Counting of votes has been ongoing in Sierra Leone after voting ended on Wednesday following what observers say was a largely peaceful general election.
More than 3.1 million voters registered for the elections which took place across the country.
In all 16 candidates took part in the elections to become a successor to President Koroma who has been in power since 2007 and served his maximum two terms.
Partial tallies of vote results are expected within 48 hours and complete results within two weeks. A presidential runoff is likely, according to some experts, as the threshold to win outright in the first round is 55 percent.
Among the 16 candidates who contested for the top job were four key front runners. Samura Kamara of the All Peoples Congress (APC). He is Komora’s favorite to succeed him after handpicking him.
Julius Maada Bio of Sierra Leone People’s Party (SLPP) is another front runner who briefly led a junta government in 1996. He is running for a second time after losing to Koroma in 2012.

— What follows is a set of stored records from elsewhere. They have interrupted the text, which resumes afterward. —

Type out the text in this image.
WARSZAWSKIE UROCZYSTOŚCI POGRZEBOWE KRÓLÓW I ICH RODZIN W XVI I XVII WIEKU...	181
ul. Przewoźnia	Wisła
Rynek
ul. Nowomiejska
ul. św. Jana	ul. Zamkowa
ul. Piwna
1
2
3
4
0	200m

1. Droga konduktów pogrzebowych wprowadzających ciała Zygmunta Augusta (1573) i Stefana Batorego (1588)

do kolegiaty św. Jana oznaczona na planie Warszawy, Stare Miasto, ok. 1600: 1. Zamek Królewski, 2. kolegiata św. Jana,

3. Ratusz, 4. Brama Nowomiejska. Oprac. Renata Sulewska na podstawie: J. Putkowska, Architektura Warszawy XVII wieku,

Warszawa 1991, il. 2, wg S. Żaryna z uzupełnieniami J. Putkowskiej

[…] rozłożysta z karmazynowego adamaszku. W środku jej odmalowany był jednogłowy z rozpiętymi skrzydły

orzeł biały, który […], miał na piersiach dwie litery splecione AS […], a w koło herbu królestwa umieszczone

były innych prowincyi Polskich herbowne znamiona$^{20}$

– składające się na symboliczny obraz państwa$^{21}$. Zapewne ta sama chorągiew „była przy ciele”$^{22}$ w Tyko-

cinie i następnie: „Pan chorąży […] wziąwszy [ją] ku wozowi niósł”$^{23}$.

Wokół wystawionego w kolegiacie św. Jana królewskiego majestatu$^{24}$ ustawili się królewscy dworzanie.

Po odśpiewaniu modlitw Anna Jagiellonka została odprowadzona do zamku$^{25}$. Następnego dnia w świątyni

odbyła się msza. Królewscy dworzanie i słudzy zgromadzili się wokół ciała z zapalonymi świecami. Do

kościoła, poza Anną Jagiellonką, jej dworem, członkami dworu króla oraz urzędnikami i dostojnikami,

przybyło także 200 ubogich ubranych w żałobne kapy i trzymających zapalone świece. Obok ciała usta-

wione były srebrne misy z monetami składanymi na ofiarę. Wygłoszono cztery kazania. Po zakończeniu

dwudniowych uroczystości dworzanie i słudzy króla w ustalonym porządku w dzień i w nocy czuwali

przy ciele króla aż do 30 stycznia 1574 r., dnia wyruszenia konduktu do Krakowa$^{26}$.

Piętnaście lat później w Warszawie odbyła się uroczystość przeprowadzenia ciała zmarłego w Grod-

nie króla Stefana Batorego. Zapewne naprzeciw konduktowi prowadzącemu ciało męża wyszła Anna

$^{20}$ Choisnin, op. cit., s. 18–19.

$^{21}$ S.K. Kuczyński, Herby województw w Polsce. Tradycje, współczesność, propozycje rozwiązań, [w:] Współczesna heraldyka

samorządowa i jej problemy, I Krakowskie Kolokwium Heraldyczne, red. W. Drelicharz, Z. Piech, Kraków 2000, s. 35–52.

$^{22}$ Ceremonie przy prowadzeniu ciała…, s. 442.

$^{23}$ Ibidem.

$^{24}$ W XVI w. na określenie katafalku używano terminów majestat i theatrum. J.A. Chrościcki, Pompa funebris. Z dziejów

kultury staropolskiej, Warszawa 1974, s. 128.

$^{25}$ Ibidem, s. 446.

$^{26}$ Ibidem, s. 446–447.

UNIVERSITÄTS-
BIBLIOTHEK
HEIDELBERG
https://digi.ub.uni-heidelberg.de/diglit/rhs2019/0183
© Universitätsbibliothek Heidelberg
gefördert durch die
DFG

Kandeh Yumkella of the National Grand Coalition (NGC) split from the SLPP to form his own party last year, offering an alternative to the two-party race in Sierra Leonean politics since independence from Britain in 1961.
Samuel Sam-Sumana of the Coalition for Change (C4C) is the other front runner who was sacked as vice-president by President Koroma in 2015 and has since formed his own political party.
The next leader of this West African nation has a major task of fixing the country’s economic crisis caused by a collapse in iron ore prices and an Ebola epidemic.
A civil war in the 1990s, fueled by conflict over diamonds was fought in part by child soldiers in which tens of thousands of people were killed, wrecking the West African country’s economy.